Amazon expects to launch its first Project Kuiper internet satellites in the final quarter of 2022, the organization declared Monday.
The technology giant filed a request with the Federal Communications Commission to launch and work its initial two prototype satellites, called KuiperSat-1 and KuiperSat-2. Amazon said the satellites will launch with ABL Space on its RS1 rocket.
“We’ll soon be ready to see how [the satellites] perform in space,” Amazon vice president of technology Rajeev Badyal said in a statement. “There is no substitute for on-orbit testing, and we expect to learn a lot given the complexity and risk of operating in such a challenging environment.”
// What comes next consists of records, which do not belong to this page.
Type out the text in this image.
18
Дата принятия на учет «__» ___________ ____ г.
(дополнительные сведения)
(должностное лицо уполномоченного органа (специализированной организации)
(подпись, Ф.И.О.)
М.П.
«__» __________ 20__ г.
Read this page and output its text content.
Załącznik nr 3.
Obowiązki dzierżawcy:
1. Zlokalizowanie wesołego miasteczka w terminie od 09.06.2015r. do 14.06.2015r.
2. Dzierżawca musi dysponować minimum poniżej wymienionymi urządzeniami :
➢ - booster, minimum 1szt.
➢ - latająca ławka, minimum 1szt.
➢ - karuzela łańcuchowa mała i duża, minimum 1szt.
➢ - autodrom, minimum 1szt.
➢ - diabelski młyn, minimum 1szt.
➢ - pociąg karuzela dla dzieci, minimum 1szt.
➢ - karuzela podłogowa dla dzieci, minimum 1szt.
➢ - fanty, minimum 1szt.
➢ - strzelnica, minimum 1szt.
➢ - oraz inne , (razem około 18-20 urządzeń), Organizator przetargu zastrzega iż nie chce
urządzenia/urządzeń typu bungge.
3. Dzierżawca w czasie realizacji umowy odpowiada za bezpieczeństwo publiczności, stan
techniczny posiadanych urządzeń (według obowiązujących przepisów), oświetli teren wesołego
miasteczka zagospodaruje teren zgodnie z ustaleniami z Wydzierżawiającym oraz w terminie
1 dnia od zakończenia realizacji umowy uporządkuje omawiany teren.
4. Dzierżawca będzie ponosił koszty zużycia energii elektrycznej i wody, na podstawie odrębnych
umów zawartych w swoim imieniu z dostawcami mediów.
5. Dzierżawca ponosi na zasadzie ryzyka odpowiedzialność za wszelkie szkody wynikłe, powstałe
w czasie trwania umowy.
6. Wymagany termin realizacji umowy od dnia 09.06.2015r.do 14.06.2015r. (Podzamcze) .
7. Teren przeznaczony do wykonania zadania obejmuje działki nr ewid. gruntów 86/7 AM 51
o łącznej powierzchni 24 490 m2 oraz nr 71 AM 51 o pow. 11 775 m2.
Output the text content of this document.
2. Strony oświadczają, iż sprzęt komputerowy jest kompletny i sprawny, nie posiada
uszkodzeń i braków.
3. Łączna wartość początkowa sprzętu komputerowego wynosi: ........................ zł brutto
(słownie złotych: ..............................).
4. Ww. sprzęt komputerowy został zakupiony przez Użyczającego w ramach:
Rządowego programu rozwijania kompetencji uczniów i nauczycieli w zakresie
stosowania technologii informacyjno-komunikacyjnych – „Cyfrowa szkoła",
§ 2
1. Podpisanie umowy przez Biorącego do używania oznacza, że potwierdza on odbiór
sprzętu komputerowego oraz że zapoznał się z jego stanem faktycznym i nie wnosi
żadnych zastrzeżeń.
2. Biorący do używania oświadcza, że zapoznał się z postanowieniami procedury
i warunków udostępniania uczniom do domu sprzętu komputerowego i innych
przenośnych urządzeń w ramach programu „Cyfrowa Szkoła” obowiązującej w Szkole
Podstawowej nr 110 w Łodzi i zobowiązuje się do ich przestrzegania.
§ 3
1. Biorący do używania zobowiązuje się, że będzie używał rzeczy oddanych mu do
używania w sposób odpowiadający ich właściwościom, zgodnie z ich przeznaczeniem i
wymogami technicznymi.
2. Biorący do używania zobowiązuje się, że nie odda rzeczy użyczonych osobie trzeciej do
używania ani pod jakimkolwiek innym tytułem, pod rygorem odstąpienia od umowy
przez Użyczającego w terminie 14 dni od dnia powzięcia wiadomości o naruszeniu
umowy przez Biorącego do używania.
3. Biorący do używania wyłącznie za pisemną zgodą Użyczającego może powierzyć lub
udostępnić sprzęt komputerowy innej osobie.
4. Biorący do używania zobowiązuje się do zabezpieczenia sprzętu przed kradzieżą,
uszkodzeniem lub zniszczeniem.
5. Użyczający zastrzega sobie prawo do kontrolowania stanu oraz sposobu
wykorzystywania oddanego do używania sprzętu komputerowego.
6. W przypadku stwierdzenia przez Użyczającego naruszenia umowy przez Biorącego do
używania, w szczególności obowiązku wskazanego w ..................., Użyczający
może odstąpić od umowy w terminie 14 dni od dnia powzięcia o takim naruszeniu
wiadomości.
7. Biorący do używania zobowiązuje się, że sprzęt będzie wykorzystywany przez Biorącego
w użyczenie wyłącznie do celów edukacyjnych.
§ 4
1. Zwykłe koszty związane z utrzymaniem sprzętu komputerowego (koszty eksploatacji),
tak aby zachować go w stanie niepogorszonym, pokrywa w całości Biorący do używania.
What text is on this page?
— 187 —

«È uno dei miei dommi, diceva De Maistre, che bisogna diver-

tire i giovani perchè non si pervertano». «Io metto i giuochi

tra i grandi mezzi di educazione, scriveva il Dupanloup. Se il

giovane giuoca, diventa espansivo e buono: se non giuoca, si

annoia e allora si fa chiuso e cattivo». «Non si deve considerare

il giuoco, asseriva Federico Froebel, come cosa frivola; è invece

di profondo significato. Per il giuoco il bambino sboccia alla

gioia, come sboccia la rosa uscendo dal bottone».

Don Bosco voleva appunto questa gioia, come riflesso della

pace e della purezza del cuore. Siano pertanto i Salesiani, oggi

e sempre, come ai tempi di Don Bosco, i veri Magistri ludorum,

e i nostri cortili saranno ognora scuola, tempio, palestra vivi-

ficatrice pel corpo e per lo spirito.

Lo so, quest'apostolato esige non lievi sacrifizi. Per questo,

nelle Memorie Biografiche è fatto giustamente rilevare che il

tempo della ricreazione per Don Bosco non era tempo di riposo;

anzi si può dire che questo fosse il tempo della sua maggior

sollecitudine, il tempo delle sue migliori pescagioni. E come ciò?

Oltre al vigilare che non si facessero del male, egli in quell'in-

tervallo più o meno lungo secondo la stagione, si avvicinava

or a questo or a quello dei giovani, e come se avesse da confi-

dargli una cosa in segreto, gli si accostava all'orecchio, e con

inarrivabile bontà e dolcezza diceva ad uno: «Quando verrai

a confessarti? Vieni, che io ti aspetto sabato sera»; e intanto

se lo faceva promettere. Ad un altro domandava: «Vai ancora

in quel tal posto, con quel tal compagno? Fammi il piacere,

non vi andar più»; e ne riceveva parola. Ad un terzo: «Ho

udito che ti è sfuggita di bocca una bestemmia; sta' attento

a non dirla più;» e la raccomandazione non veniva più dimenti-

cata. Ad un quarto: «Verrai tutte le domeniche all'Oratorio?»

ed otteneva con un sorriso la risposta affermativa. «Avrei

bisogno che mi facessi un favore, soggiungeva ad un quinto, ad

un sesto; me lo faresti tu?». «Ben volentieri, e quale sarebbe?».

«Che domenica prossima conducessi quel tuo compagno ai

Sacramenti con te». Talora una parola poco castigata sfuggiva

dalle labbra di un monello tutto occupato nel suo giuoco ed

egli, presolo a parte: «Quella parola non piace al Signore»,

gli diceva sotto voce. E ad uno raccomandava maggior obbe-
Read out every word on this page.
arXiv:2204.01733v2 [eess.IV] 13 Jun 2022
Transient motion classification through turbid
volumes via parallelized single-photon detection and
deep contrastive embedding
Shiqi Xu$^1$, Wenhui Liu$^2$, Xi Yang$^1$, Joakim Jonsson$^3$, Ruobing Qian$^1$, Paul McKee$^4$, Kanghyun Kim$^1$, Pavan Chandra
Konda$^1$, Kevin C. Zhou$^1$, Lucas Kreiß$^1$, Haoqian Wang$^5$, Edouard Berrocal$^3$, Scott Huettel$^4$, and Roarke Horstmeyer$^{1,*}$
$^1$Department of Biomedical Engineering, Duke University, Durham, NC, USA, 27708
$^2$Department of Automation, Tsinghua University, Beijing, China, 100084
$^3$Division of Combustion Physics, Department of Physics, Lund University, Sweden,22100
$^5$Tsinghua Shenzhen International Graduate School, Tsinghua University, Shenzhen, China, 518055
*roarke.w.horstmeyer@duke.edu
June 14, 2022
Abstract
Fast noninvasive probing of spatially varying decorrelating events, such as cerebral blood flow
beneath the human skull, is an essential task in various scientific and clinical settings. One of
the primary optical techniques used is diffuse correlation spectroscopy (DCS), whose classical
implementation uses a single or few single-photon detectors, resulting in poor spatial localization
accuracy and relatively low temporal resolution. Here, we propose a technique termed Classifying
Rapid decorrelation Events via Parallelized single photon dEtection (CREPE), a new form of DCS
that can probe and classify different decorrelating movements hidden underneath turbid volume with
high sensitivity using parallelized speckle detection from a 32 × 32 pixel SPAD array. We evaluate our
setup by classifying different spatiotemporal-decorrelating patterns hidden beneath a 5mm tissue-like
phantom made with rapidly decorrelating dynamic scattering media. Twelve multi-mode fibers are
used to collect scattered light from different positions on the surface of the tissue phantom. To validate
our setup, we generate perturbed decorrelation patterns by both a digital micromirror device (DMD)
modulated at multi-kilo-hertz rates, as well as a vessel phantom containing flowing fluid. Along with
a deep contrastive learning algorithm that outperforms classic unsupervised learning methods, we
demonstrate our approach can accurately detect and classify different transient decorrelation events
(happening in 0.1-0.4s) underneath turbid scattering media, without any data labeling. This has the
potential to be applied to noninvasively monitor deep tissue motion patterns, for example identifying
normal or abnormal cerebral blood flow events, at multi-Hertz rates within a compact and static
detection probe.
Project Kuiper is Amazon’s plan to assemble a network of 3,236 satellites in low Earth orbit to give high-speed internet to anyplace in the world. The FCC last year authorized Amazon’s system, which the organization says it plans to “invest more than $10 billion” in Kuiper. Early service from Kuiper is set to start once Amazon has 578 satellites in orbit.
Amazon last week declared a partnership with Verizon, to team up with the telecom giant in the increasingly competitive field of high-speed satellite internet.
Kuiper is ready to go head to head with SpaceX’s Starlink network, which is the furthest along in the most recent generation of broadband satellite systems. A variety of different networks are in different stages of development, including those of British-owned OneWeb, BlackRock-backed Astranis, satellite-to-smartphone expert AST SpaceMobile, Lockheed Martin’s partnership with start-up Omnispace and Canadian satellite operator Telesat’s Lightspeed.
The Project Kuiper team has developed consistently at Amazon, which currently has in excess of 750 individuals and “hundreds more” expected to be recruited in the next year. Amazon built a 219,000 square-foot facility in Redmond, Washington to test and make the satellites, and plans to add another 20,000 square-foot facility.